Menkes mencontohkan di Gorontalo cakupan bayi yang mendapatkan ASI esklusif pada tahun 2011 hanya 23,2 persen, sementara Angka Kematian Bayi (AKB) terus bertambah dari 179 orang di tahun 2007 menjadi 269 orang pada tahun 2011.
Belum lagi Angka Kematian Balita (AKBA) juga menunjukkan kenaikan luar biasa dari 128 orang tahun 2007, menjadi 326 orang tahun 2011.
Seharusnya ini tak perlu terjadi.

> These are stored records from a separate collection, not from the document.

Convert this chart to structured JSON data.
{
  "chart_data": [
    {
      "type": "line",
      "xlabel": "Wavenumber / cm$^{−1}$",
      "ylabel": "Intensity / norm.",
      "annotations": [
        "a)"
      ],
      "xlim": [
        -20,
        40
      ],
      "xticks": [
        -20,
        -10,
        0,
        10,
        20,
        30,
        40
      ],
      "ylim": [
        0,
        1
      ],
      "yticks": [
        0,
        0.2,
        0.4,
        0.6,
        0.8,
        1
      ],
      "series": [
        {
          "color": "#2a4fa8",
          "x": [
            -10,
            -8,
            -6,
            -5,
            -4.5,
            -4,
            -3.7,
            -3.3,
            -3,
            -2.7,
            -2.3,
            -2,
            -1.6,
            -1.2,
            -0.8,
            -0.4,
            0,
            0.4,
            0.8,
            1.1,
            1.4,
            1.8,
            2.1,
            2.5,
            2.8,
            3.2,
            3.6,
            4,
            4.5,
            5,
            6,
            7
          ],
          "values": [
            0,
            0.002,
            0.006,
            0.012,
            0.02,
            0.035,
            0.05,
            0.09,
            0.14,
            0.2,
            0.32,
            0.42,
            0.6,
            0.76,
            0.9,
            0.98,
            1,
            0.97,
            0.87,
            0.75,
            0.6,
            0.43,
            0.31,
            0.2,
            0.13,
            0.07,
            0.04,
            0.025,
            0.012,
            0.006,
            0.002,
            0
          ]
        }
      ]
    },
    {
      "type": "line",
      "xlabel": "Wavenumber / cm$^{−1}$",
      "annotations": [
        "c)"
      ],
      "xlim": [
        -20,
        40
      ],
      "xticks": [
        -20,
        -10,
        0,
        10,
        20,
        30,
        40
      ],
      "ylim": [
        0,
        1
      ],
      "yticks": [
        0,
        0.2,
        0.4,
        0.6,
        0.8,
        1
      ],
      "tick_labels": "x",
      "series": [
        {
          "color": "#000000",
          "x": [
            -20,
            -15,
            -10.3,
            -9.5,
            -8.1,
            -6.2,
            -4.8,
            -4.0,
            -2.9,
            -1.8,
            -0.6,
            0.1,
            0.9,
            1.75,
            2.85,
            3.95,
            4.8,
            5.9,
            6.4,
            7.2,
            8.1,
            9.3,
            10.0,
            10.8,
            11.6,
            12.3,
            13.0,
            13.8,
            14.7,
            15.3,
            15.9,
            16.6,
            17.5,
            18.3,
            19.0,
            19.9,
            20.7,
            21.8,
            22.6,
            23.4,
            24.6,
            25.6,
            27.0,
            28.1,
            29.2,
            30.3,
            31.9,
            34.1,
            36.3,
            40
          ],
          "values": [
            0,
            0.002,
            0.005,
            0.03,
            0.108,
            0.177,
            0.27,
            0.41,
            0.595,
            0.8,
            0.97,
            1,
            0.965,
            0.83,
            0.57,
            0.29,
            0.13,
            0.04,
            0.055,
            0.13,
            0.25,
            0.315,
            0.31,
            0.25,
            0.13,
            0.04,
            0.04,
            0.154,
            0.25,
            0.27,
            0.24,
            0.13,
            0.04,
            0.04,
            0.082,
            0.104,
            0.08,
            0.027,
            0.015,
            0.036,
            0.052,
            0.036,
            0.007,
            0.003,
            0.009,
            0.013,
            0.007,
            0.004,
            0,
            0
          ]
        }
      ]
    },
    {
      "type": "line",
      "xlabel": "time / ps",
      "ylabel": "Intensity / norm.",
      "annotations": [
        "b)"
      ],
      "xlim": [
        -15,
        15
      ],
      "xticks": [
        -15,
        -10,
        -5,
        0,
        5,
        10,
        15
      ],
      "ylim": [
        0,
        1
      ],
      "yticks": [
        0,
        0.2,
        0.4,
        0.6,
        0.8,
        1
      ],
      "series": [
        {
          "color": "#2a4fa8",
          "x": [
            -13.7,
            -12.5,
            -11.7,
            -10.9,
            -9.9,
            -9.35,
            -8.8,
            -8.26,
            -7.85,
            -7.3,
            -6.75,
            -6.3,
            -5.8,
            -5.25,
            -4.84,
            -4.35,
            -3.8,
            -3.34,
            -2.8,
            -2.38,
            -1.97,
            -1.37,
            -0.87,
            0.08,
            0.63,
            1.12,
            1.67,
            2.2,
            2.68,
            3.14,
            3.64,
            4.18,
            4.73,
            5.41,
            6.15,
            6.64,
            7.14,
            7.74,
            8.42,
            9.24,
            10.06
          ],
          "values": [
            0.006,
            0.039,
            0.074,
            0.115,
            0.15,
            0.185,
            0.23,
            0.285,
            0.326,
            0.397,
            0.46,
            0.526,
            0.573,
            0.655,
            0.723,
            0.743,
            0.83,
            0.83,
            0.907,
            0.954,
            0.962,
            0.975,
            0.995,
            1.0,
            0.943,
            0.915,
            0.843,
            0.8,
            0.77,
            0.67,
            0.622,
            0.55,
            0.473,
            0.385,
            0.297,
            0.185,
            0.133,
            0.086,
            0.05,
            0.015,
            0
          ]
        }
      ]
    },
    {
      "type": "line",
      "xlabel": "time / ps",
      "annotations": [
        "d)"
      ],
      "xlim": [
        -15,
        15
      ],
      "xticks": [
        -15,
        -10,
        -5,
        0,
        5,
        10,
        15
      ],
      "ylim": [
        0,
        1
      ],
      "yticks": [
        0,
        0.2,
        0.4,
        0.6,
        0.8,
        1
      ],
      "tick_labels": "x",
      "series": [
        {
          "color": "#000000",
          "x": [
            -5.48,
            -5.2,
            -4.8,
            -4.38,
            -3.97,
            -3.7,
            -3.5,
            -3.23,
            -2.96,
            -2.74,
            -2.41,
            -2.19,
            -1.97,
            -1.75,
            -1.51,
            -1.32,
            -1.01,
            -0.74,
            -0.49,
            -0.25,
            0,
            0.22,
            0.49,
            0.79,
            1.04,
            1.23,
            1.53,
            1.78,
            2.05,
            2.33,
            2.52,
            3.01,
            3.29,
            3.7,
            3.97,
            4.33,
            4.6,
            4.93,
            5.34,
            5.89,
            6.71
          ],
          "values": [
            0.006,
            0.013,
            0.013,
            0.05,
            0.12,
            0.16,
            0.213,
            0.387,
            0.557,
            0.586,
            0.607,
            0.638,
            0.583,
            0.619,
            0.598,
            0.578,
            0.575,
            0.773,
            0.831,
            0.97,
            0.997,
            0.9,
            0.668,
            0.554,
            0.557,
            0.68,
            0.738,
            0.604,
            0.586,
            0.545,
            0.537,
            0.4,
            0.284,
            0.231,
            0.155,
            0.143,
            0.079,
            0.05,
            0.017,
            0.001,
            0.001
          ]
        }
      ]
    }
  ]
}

Ibu yang hidup di hutan pun sebenarnya bisa memberikan gizi terbaik melalui ASI, sehingga tidak perlu sibuk mengobok-ngobok pasar swalayan untuk mencari susu formula.
Selain ASI, imunisasi juga merupakan pembentukan benteng pertahanan kedua sehingga wajib diberikan sesuai jadwal, untuk mencegah penyakit meresahkan diantaranya campak, hepatitis, dan polio.
"Tidak memberikan ASI dan imunisasi merupakan kombinasi yang tepat dan cepat untuk membunuh bayi," katanya.
Gaya Hidup
Salah satu kegagalan pemberian ASI ekslusif yakni perubahan tren atau gaya hidup di kalangan ibu-ibu yang memiliki bayi. Ini diakui oleh Nova Yanti (27), ibu dari seorang bayi berusia satu tahun.
Mulanya ia mempercayakan tumbuh kembang bayinya pada ASI, namun hanya tiga bulan berselang ia pun akhirnya takluk pada susu formula atau sufor.
Ia harus kembali bekerja setelah cuti, sehingga mulai mencari informasi mengenai merk susu yang dinilainya mengandung gizi lebih tinggi dari yang lain.
"Pilihan saya jatuh pada merek susu formula A karena saya amati rata-rata anak teman saya yang minum susu ini gemuk-gemuk. Lagipula harganya kan mahal, jadi pasti lebih bagus," ujarnya.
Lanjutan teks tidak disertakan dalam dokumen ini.